Fluchtweg nach Ägypten: Druck statt falscher Solidarität

Israel stößt im Gazastreifen nach Rafah vor, dem Hauptzufluchtsort der Menschen. Ägypten könnte helfen und die Grenze für Frauen und Kinder öffnen.

Palästinenser auf der Flucht in der Grenzstadt Rafah

Palästinensische Flüchtende in der Grenzstadt Rafah, Februar 2024 Foto: Mohammed Salem/reuters

Der gesamte Nahe Osten, so war es kürzlich in der taz zu lesen, befinde sich wegen des Gazakriegs in Aufruhr. Selbst die Raketen der Huthis und die der Hisbollah fänden in der arabischen Öffentlichkeit Zustimmung, weil sie darauf abzielten, Druck aufzubauen, um den Krieg zu beenden. Nun wird sicher nicht die gesamte arabische Öffentlichkeit Raketen als probates Mittel betrachten, das Leid der Zivilbevölkerung im Gazastreifen zu lindern, aber natürlich sorgt die dramatische humanitäre Lage für Wut und Verzweiflung.

Wo aber bleibt dann der Druck, den Menschen in Not konkret zu helfen – durch die Öffnung der Grenze in der palästinensisch-ägyptischen Grenzstadt Rafah wenigstens für Frauen und Kinder.

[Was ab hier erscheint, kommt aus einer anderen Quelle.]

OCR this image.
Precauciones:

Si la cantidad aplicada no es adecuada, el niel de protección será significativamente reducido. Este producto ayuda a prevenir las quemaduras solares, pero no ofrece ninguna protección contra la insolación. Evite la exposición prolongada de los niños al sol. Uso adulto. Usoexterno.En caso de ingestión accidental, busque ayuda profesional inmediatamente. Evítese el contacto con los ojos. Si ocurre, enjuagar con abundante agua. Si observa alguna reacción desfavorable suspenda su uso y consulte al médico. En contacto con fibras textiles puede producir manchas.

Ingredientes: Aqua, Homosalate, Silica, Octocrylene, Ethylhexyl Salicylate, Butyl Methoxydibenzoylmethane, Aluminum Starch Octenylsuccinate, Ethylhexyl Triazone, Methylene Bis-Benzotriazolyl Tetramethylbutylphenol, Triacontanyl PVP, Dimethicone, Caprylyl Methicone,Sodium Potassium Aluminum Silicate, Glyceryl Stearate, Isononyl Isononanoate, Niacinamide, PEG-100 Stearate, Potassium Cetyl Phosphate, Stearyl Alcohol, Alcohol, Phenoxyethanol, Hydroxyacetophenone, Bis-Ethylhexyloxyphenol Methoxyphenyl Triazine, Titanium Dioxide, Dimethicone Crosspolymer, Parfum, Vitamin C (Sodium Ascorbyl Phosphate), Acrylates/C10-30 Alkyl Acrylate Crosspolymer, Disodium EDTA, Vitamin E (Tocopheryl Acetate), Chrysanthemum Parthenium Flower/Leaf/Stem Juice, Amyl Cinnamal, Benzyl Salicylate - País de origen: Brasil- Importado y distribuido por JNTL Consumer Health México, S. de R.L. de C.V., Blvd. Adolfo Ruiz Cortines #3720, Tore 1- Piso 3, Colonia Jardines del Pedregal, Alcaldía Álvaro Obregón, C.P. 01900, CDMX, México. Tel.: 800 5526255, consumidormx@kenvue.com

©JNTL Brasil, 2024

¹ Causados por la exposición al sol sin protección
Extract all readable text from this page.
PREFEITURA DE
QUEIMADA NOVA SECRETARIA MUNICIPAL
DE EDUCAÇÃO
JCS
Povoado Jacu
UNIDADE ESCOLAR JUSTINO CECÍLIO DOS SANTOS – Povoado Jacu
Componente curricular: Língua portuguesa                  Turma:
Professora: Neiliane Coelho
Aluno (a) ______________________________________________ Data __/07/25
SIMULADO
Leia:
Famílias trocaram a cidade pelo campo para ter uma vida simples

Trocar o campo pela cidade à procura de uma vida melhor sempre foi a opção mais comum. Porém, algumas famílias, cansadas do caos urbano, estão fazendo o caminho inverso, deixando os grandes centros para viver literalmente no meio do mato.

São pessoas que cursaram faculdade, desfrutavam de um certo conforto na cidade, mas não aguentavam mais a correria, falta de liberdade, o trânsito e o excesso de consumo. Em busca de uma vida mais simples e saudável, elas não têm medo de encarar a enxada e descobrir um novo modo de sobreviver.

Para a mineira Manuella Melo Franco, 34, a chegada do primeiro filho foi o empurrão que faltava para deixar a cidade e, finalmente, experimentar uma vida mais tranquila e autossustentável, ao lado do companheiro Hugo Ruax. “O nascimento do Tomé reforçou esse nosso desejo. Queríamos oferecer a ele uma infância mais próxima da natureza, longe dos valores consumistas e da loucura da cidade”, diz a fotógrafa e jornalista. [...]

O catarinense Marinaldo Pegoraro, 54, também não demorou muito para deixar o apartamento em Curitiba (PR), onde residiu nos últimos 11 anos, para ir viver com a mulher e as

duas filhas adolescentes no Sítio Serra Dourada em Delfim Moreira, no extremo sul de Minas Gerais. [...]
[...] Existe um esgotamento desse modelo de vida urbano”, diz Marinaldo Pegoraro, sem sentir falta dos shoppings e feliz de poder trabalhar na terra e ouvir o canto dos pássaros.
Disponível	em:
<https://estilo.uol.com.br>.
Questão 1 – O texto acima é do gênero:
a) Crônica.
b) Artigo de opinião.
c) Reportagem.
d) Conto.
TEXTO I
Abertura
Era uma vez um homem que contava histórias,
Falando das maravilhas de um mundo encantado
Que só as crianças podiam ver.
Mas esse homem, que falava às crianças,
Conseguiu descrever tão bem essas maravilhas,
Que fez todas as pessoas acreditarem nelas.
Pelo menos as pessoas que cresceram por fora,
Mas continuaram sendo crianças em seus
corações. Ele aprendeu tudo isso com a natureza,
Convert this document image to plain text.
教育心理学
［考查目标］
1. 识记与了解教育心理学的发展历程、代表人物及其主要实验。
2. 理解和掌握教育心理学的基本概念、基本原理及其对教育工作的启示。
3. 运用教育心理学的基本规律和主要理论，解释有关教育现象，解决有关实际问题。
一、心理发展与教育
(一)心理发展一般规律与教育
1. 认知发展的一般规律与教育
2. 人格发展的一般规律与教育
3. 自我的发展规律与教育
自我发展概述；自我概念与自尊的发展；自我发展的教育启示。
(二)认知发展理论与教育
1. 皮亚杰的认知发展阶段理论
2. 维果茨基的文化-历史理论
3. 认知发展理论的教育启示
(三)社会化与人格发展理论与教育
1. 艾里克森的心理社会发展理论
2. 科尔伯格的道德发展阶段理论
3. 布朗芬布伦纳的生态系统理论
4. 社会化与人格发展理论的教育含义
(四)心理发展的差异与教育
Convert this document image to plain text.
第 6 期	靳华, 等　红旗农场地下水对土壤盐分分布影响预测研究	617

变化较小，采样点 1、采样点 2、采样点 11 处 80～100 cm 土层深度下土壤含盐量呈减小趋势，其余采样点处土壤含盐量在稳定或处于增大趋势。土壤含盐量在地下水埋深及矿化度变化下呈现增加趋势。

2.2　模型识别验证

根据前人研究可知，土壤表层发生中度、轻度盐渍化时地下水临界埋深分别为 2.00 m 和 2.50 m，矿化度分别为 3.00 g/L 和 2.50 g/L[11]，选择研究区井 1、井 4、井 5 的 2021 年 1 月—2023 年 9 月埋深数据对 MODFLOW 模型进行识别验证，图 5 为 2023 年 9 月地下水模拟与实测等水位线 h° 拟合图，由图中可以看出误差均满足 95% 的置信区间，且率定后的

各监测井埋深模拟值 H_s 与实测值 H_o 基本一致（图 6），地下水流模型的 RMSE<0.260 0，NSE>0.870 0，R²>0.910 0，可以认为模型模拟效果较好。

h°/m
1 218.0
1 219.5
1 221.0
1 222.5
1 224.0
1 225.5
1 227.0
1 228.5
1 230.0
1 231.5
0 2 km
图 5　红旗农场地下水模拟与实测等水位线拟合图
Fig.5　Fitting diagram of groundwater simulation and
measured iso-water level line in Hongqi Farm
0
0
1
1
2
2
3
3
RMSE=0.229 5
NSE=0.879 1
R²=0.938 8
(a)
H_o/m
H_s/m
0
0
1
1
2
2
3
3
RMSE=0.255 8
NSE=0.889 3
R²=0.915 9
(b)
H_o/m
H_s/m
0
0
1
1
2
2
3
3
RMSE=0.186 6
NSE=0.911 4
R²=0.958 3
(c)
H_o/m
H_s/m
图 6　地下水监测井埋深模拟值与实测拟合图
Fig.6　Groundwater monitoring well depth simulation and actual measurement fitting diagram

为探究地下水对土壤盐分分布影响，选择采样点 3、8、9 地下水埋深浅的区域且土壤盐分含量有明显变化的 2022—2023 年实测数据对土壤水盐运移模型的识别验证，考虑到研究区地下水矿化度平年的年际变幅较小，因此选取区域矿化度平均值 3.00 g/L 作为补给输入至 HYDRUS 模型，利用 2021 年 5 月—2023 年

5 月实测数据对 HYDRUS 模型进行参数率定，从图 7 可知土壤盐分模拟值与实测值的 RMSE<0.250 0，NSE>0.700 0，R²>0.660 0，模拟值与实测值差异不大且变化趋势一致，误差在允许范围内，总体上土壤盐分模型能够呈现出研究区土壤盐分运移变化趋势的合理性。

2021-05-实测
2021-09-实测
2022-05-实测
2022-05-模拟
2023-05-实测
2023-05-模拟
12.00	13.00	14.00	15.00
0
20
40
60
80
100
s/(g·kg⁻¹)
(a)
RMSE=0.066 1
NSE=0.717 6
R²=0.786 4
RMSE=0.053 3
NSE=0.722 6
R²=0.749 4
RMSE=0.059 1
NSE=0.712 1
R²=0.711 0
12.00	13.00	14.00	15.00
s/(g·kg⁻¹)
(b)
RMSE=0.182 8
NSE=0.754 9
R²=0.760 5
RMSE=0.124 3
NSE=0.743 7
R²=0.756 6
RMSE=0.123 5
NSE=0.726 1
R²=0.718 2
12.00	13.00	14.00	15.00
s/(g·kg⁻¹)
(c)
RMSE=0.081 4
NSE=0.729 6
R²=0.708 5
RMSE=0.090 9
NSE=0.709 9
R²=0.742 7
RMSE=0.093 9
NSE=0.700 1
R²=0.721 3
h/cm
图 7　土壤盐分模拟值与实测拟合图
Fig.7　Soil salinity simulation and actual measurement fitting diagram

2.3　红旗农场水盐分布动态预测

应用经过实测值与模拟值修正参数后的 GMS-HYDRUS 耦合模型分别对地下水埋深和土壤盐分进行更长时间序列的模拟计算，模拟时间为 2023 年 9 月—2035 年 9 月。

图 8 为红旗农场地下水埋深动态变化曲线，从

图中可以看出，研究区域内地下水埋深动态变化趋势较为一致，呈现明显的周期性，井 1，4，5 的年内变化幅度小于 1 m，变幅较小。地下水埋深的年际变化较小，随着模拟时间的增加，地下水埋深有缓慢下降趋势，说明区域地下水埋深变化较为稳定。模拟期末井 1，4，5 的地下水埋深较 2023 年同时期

Das wäre der direkteste Weg, Leid zu lindern – abgesehen natürlich von einem Ende der is­rae­li­schen Militäraktion, das zum Beispiel durch eine bedingungslose Freilassung aller Geiseln beschleunigt werden könnte. Aber auf Rufe danach – ob aus der arabischen Welt oder auf den Demos von New York bis Berlin – wartet man vergeblich.

Ja, es stimmt: Äußerungen rechter israelischer Minister wie Itamar Ben-Gvir oder Bezalel ­Smotrich lassen befürchten, dass, sollten Frauen und Kinder den Gazastreifen erst einmal verlassen haben, Israel sich den Küstenstreifen unter den Nagel reißen und so seine völkerrechtswidrige Siedlungspolitik ausweiten würde. Das wäre fatal. Aber erstens gibt es für so ein Vorgehen keine Mehrheit in der israelischen Bevölkerung, und das Fortbestehen von Benjamin Netanjahus Regierung über den Krieg hinaus ist mehr als fraglich.

Zweitens ließe sich eine Rückkehr für die Flüchtenden durch internationale Garantien absichern. Nur deswegen nicht wenigstens zu versuchen, Ägypten zur Öffnung der Grenze zu bewegen – für Frauen und Kinder, die dringend Hilfe brauchen –, ist nicht nur paternalistisch, sondern wirft auch Fragen nach dem Zweck der Solidaritätsbekundungen auf. Geht es darum, das Leid der Menschen zu lindern, oder darum, palästinensisches Territorium zu verteidigen – notfalls bis zum letzten Kind?

Ägypten mag befürchten, die Hamas könne künftig vom eigenen Territorium aus agieren. Aber zu lange konnten Waffen für die Islamfaschisten über Ägypten in den Gazastreifen geschmuggelt werden. Ägypten ist Unterzeichner des 1951 verabschiedeten UN-Abkommens über die Rechtsstellung der Flüchtlinge und verpflichtet, sich an den Grundsatz der „Nichtzurückweisung“ zu halten. Zu Recht wird Israel gemahnt, sich an internationales Völkerrecht zu halten.

Warum aber nicht endlich auch Ägypten? Natürlich darf die internationale Gemeinschaft Ägypten bei dieser Aufgabe nicht alleinlassen. Aber sie muss endlich Druck machen.